Sullo sfondo, continua Francesco nel suo messaggio, "i problemi etici sempre più urgenti sollevati dall'uso nella guerra contemporanea delle cosiddette 'armi convenzionali', che dovrebbero essere utilizzate solo a scopo difensivo e non dirette contro obiettivi civili".
Si prevede che la Conferenza, "oltre ad analizzare le attuali minacce militari e tecnologiche alla pace, includerà una disciplinata riflessione etica sui gravi rischi associati al continuo possesso di armi nucleari, sull'urgente necessità di un rinnovato progresso nel disarmo e sullo sviluppo di iniziative di costruzione della pace".
Turkson ricorda la rilevanza dell'enciclica: "La Russia teme che l'Ucraina filo-occidentale permetta alla NATO di portare i missili al suo confine. Lo stesso timore che ebbe Kennedy 60 anni fa con Cuba". L'immoralità delle armi di distruzione deve essere contrastata dall'autorità morale, dall'imparzialità e dalla diplomazia del Pontefice e della Santa Sede: "Quando ci sono conflitti tra le nazioni", sottolinea Turkson, "non si sceglie una parte, ma si vedono come due figli in guerra".
Una mediazione che ha avuto successo tra Argentina e Cile, o anche tra Spagna e Germania per le isole Canarie.
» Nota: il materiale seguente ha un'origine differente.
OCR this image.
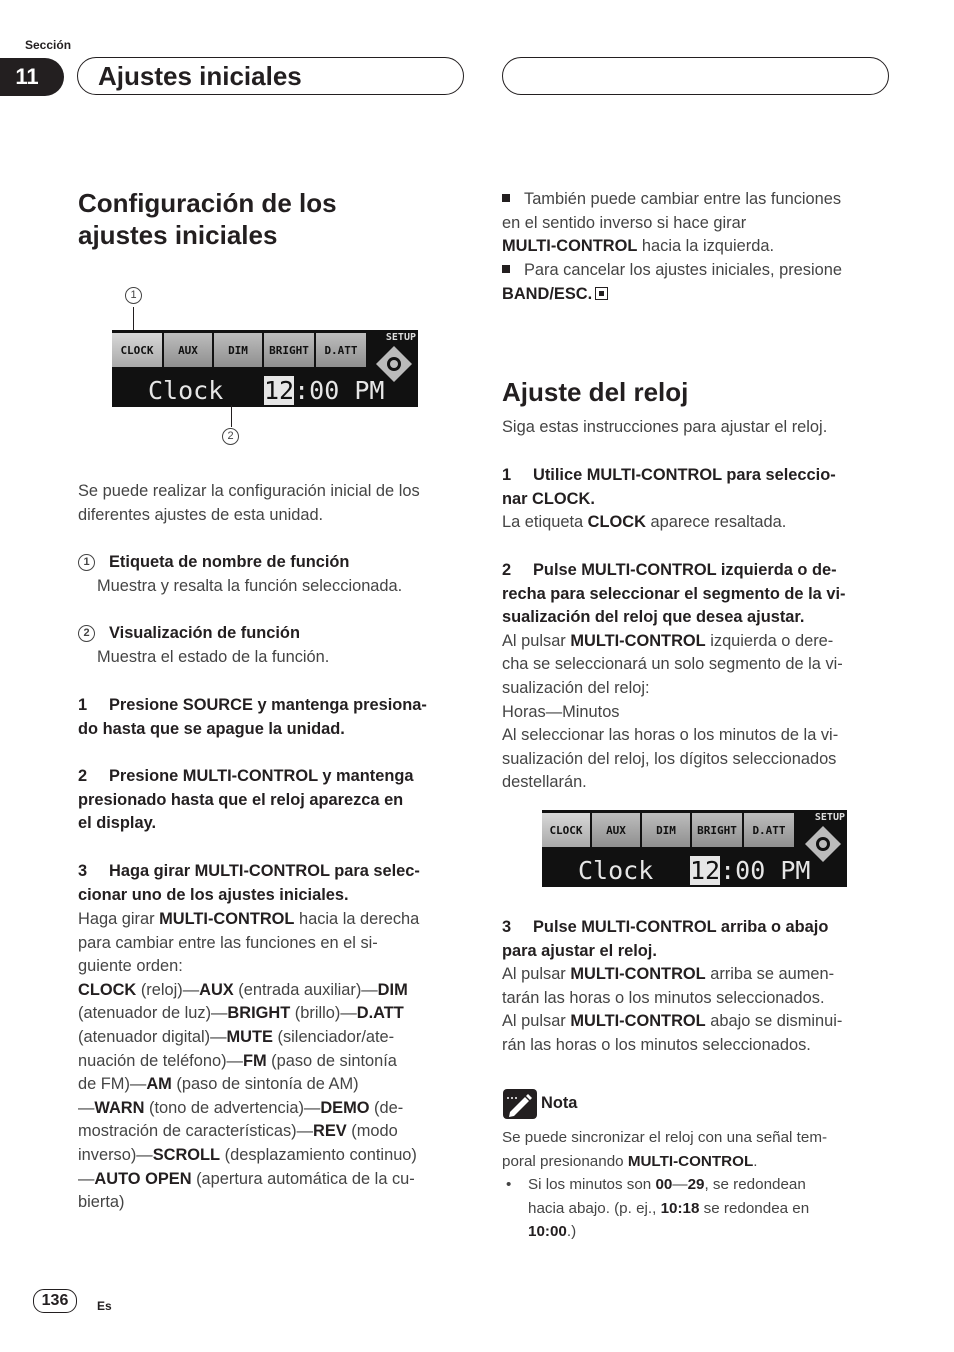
Sección
11	Ajustes iniciales
Configuración de los
ajustes iniciales
1
CLOCK	AUX	DIM	BRIGHT	D.ATT
SETUP
Clock 12:00 PM
2
Se puede realizar la configuración inicial de los diferentes ajustes de esta unidad.
1 Etiqueta de nombre de función
Muestra y resalta la función seleccionada.
2 Visualización de función
Muestra el estado de la función.
1 Presione SOURCE y mantenga presiona-
do hasta que se apague la unidad.
2 Presione MULTI-CONTROL y mantenga
presionado hasta que el reloj aparezca en
el display.
3 Haga girar MULTI-CONTROL para selec-
cionar uno de los ajustes iniciales.
Haga girar MULTI-CONTROL hacia la derecha
para cambiar entre las funciones en el si-
guiente orden:
CLOCK (reloj)—AUX (entrada auxiliar)—DIM
(atenuador de luz)—BRIGHT (brillo)—D.ATT
(atenuador digital)—MUTE (silenciador/ate-
nuación de teléfono)—FM (paso de sintonía
de FM)—AM (paso de sintonía de AM)
—WARN (tono de advertencia)—DEMO (de-
mostración de características)—REV (modo
inverso)—SCROLL (desplazamiento continuo)
—AUTO OPEN (apertura automática de la cu-
bierta)
También puede cambiar entre las funciones
en el sentido inverso si hace girar
MULTI-CONTROL hacia la izquierda.
Para cancelar los ajustes iniciales, presione
BAND/ESC.
Ajuste del reloj
Siga estas instrucciones para ajustar el reloj.
1 Utilice MULTI-CONTROL para seleccio-
nar CLOCK.
La etiqueta CLOCK aparece resaltada.
2 Pulse MULTI-CONTROL izquierda o de-
recha para seleccionar el segmento de la vi-
sualización del reloj que desea ajustar.
Al pulsar MULTI-CONTROL izquierda o dere-
cha se seleccionará un solo segmento de la vi-
sualización del reloj:
Horas—Minutos
Al seleccionar las horas o los minutos de la vi-
sualización del reloj, los dígitos seleccionados
destellarán.
CLOCK	AUX	DIM	BRIGHT	D.ATT
SETUP
Clock 12:00 PM
3 Pulse MULTI-CONTROL arriba o abajo
para ajustar el reloj.
Al pulsar MULTI-CONTROL arriba se aumen-
tarán las horas o los minutos seleccionados.
Al pulsar MULTI-CONTROL abajo se disminui-
rán las horas o los minutos seleccionados.
Nota
Se puede sincronizar el reloj con una señal tem-
poral presionando MULTI-CONTROL.
• Si los minutos son 00—29, se redondean
hacia abajo. (p. ej., 10:18 se redondea en
10:00.)
136	Es
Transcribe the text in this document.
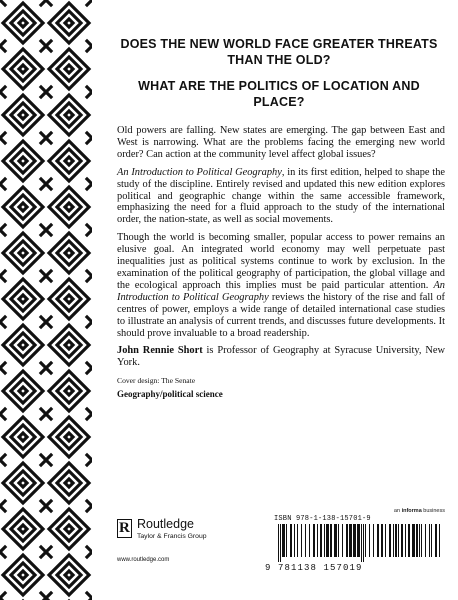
DOES THE NEW WORLD FACE GREATER THREATS THAN THE OLD?
WHAT ARE THE POLITICS OF LOCATION AND PLACE?

Old powers are falling. New states are emerging. The gap between East and West is narrowing. What are the problems facing the emerging new world order? Can action at the community level affect global issues?

An Introduction to Political Geography, in its first edition, helped to shape the study of the discipline. Entirely revised and updated this new edition explores political and geographic change within the same accessible framework, emphasizing the need for a fluid approach to the study of the international order, the nation-state, as well as social movements.

Though the world is becoming smaller, popular access to power remains an elusive goal. An integrated world economy may well perpetuate past inequalities just as political systems continue to work by exclusion. In the examination of the political geography of participation, the global village and the ecological approach this implies must be paid particular attention. An Introduction to Political Geography reviews the history of the rise and fall of centres of power, employs a wide range of detailed international case studies to illustrate an analysis of current trends, and discusses future developments. It should prove invaluable to a broad readership.

John Rennie Short is Professor of Geography at Syracuse University, New York.

Cover design: The Senate
Geography/political science
an informa business
R Routledge
Taylor & Francis Group
www.routledge.com
ISBN 978-1-138-15701-9
9 781138 157019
Anche l'attuale missione del cardinale Matteo Zuppi in Ucraina, Russia, Stati Uniti e Cina è legata a questo desiderio di promuovere una pace che consiste nel rispetto del diritto alla vita umana e di tutti gli altri diritti umani.
Già Giovanni Paolo II ha voluto ricordarci l'importanza della Pacem in terris dedicando un Giornata mondiale della pace 2003Il 40° anniversario dell'enciclica, nel cui titolo ha associato l'idea di un impegno permanente che ne deriva. L'enciclica mostra come Giovanni XXIII "fosse una persona che non aveva paura del futuro"; da lui emana un senso di "fiducia negli uomini e nelle donne" del nostro tempo come condizione per "costruire un mondo di pace sulla terra".
Questo coglie la prospettiva indicata dal Pacem in terrische, mentre insegna come le relazioni tra individui, comunità e nazioni debbano essere basate sui principi di verità, giustizia, amore e libertà, ci ricorda che sono le persone a creare le condizioni per la pace, cioè tutti gli uomini di buona volontà.
Il dialogo aperto e la collaborazione senza barriere diventano il tema e lo stile non solo della ricerca della pace, ma di ogni forma di convivenza. In questo senso, l'enciclica introduce una distinzione, che all'epoca suscitò qualche malumore, affiancando alla distinzione tra errore ed errore, quella tra ideologie e movimenti storico-sociali. Come a dire che l'incontro e il dialogo non possono trovare preclusioni di fronte agli esseri umani, chiunque essi siano e ovunque si trovino.